No one was talking about competitions, I simply referred to Zraw and Meadows as successful competitors (I know that Thibs has stepped onstage as well) because they’ve clearly demonstrated a solid understanding of packing on muscle, and shredding down to the degree where not only an audience, but a panel of experienced judges can attribute a degree of ‘success’ in relation to a standard set of requirements. To me, and I’m sure many on this site (whether they plan to ever step onstage themselves or not) that’s a fairly powerful credential.

Certainly referring to someone who chooses not to compete as a failure is a pretty asinine statement, which I can only assume that you don’t seriously believe anyone would imply, but merely typed it in an effort to get a rise or simply to stir up an argument. Go ahead if you like, I have no issue with you. You can argue limits, insulin sensitivity and whatever all you want.

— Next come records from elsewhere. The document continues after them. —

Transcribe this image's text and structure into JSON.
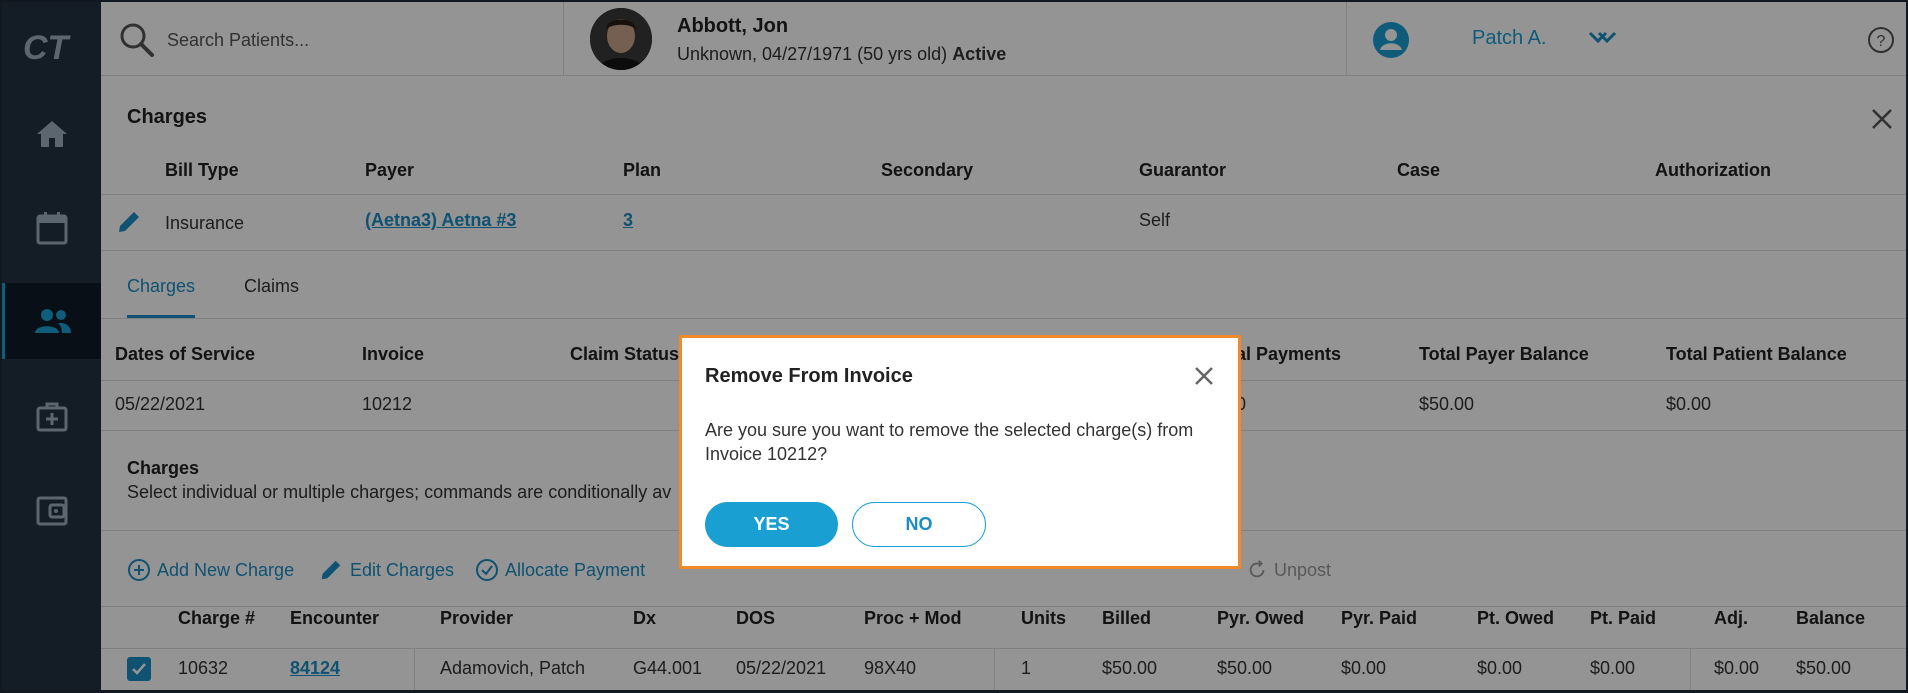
{
  "sidebar": {
    "logo": "CT",
    "items": [
      {
        "icon": "home-icon"
      },
      {
        "icon": "calendar-icon"
      },
      {
        "icon": "patients-icon",
        "active": true
      },
      {
        "icon": "medical-kit-icon"
      },
      {
        "icon": "wallet-icon"
      }
    ]
  },
  "topbar": {
    "search_placeholder": "Search Patients...",
    "patient_name": "Abbott, Jon",
    "patient_details": "Unknown, 04/27/1971 (50 yrs old)",
    "patient_status": "Active",
    "user_name": "Patch A."
  },
  "charges_panel": {
    "title": "Charges",
    "bill_headers": [
      "Bill Type",
      "Payer",
      "Plan",
      "Secondary",
      "Guarantor",
      "Case",
      "Authorization"
    ],
    "bill_row": {
      "bill_type": "Insurance",
      "payer": "(Aetna3) Aetna #3",
      "plan": "3",
      "secondary": "",
      "guarantor": "Self",
      "case": "",
      "authorization": ""
    },
    "tabs": [
      "Charges",
      "Claims"
    ],
    "invoice_headers": [
      "Dates of Service",
      "Invoice",
      "Claim Status",
      "al Payments",
      "Total Payer Balance",
      "Total Patient Balance"
    ],
    "invoice_row": {
      "dates_of_service": "05/22/2021",
      "invoice": "10212",
      "total_payments": "0",
      "total_payer_balance": "$50.00",
      "total_patient_balance": "$0.00"
    },
    "charges_section_title": "Charges",
    "charges_section_desc": "Select individual or multiple charges; commands are conditionally av",
    "toolbar": {
      "add_new_charge": "Add New Charge",
      "edit_charges": "Edit Charges",
      "allocate_payment": "Allocate Payment",
      "unpost": "Unpost"
    },
    "table_headers": [
      "Charge #",
      "Encounter",
      "Provider",
      "Dx",
      "DOS",
      "Proc + Mod",
      "Units",
      "Billed",
      "Pyr. Owed",
      "Pyr. Paid",
      "Pt. Owed",
      "Pt. Paid",
      "Adj.",
      "Balance"
    ],
    "rows": [
      {
        "checked": true,
        "charge_no": "10632",
        "encounter": "84124",
        "provider": "Adamovich, Patch",
        "dx": "G44.001",
        "dos": "05/22/2021",
        "proc_mod": "98X40",
        "units": "1",
        "billed": "$50.00",
        "pyr_owed": "$50.00",
        "pyr_paid": "$0.00",
        "pt_owed": "$0.00",
        "pt_paid": "$0.00",
        "adj": "$0.00",
        "balance": "$50.00"
      }
    ]
  },
  "dialog": {
    "title": "Remove From Invoice",
    "message": "Are you sure you want to remove the selected charge(s) from Invoice 10212?",
    "yes_label": "YES",
    "no_label": "NO"
  },
  "colors": {
    "accent": "#1a9fd3",
    "sidebar": "#243342",
    "dialog_border": "#f08a2a"
  }
}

All I can think of as a possible reason why so many people seem to be more concerned with the dieting down aspect lately is perhaps the possible rational that it might be easier to verify true muscle gains in a leaner state. Due to the nature of recent threads (muscle gains, limits, insulin sensitivity and gains…) it kind of makes sense when people are making various claims.

S

[quote]The Mighty Stu wrote:

All I can think of as a possible reason why so many people seem to be more concerned with the dieting down aspect lately is perhaps the possible rational that it might be easier to verify true muscle gains in a leaner state. Due to the nature of recent threads (muscle gains, limits, insulin sensitivity and gains…) it kind of makes sense when people are making various claims.

S[/quote]

when competing you don’t know their bodyfat either, isn’t getting it measured scientifically the only way?